Study design: Intervertebral disc degeneration was evaluated by morphologic appearance, magnetic resonance imaging, and by biochemical matrix composition. Caliber and distribution of openings of the adjacent vertebral osseous endplates were measured.
Objectives: Correlation between occlusion of vertebral endplate openings and intervertebral disc degeneration was quantified.
Summary of background data: Calcifications of vertebral endplates with disease and age have suggested insufficient nutrition as a mechanism for intervertebral disc degeneration. It has been proposed that occlusion of endplate openings, which contain vascular sources for the disc, may limit the transport of nutrients, leading to disc degeneration.
Methods: Fresh magnetic resonance images from 39 human lumbar discs were scored. Sectioned discs with endplates were morphologically graded. Samples of nuclear and anular regions were evaluated for proteoglycan and collagen contents. Backlight microscopic images of 4 endplate regions were obtained, and caliber and distribution of endplate openings for each disc were measured. Analysis of variance regression models were used to assess correlation between endplate openings and disc degeneration.

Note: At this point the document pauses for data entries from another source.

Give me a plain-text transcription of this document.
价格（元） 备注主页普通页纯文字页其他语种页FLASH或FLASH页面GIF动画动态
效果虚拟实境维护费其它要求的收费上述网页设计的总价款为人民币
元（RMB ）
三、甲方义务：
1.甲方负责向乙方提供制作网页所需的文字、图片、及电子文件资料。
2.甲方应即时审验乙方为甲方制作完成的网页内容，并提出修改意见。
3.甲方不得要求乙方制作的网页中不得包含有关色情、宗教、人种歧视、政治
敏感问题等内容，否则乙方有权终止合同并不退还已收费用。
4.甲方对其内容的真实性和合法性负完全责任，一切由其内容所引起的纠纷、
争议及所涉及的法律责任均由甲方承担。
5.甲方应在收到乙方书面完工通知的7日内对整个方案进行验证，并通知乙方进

Results: The decrease in opening density significantly correlated to morphologic degeneration grade, best for openings with 20 to 50 im equivalent diameter and in the nuclear region. Although the density of 20 to 50 im openings also significantly indirectly correlated to age, it was not as strong as the correlation to degeneration grade. Opening density was also significantly correlated to proteoglycan content in all regions. However, all other biochemical parameters as well as the T2 intensity score showed only weak or no correlation to opening density.
Conclusions: A high indirect correlation between the density of openings in the osseous endplate (particularly of the size of the capillary buds) and the morphologic degeneration grade of the disc support the hypothesis that occlusion of these openings may deprive the cells of nutrients, leading to insufficient maintenance of the extracellular matrix and disc degeneration.